Order, Supreme Court, New York County (Carol Berkman, J.), entered on or about July 25, 2007, which adjudicated defendant a level three sex offender and sexually violent offender pursuant to the Sex Offender Registration Act (SORA) (Correction Law art 6-C), unanimously affirmed, without costs.
To the extent that the record permits review, we find that defendant received effective assistance of counsel at the SORA hearing notwithstanding counsel’s failure to litigate any aspect of the adjudication. Although a sex offender adjudication is not part of a criminal action (People v Stevens, 91 NY2d 270, 277 [1998]), for present purposes we assume, without deciding, that the state and federal standards for effective assistance at a criminal trial (see People v Benevento, 91 NY2d 708, 713-714 [1998]; Strickland v Washington, 466 US 668 [1984]) would apply. However, given the differences between a SORA hearing and a criminal trial, we reject defendant’s argument that *159counsel’s conduct was the functional equivalent of a guilty plea unconstitutionally entered by the attorney without the client’s consent (compare Brookhart v Janis, 384 US 1 [1966]; see also People v Costas, 46 AD3d 475 [2007], lv denied 10 AD3d 716 [2008] [waiver of sex offender hearing does not require allocution of defendant]).

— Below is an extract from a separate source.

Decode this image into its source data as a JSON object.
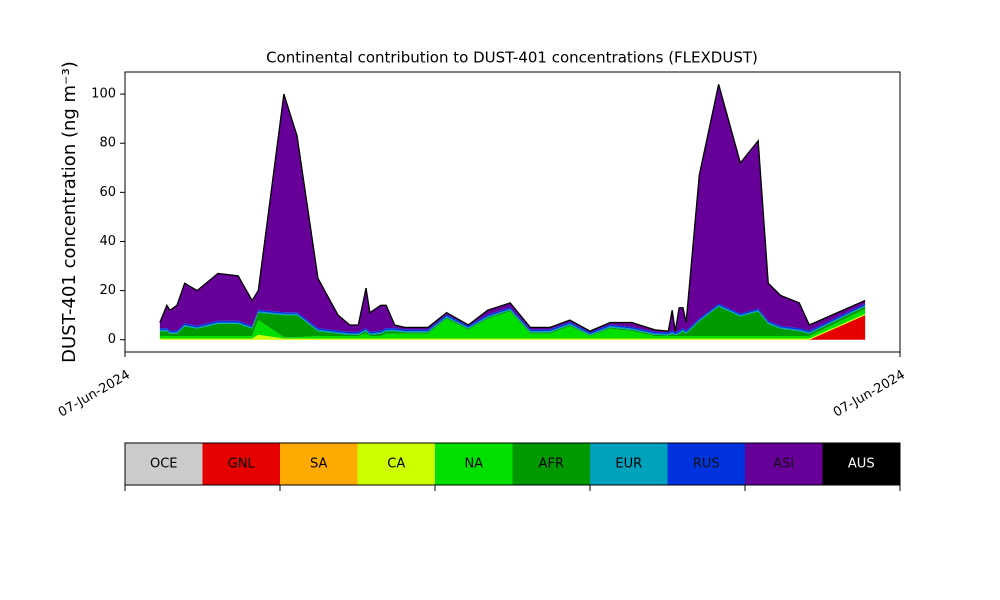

Counsel could have reasonably concluded that there was nothing to litigate at the hearing (cf. People v DeFreitas, 213 AD2d 96, 101 [1995], lv denied 86 NY2d 872 [1995] [in criminal trial context, “(c)ounsel may not be expected to create a defense when it does not exist”]). The record reveals that counsel, who was undoubtedly familiar with the case based upon his prior representation of defendant on the underlying conviction, had reviewed the case summary and the risk assessment instrument before the hearing, and had consulted with defendant about the assessment. Based upon the detailed justification provided in the case summary for the assessment and, in the absence of any evidence that defendant informed counsel that he disputed any factual details, there was no reason for counsel to challenge the assessment. Defendant’s personal complaints at the hearing went to the validity of the underlying conviction, and not to the factual details provided in the case summary. Even, if as argued by defendant on appeal, counsel erred in failing to challenge the assessment of 10 points for the “Use of Violence” factor, this error would not have contributed to defendant’s classification since he was assessed 155 points, well in excess of the 110 points required for a level three adjudication. Furthermore, removing the points for “Use of Violence” would not have affected defendant’s adjudication as a sexually violent offender, which was based on the fact that his underlying conviction was for first-degree sodomy. Other than speculation, defendant does not now advance any basis for suspecting that additional point assessments may have been incorrect. Since the facts and circumstances described in the case summary did not remotely justify a request for a downward departure, counsel was not ineffective for not making such a request (see People v Stultz, 2 NY3d 277, 283-284 [2004]).
Defendants’ arguments regarding prehearing discovery and the sufficiency of the court’s findings are unpreserved and without merit. Concur—Gonzalez, J.E, Buckley, Catterson, McGuire and Acosta, JJ.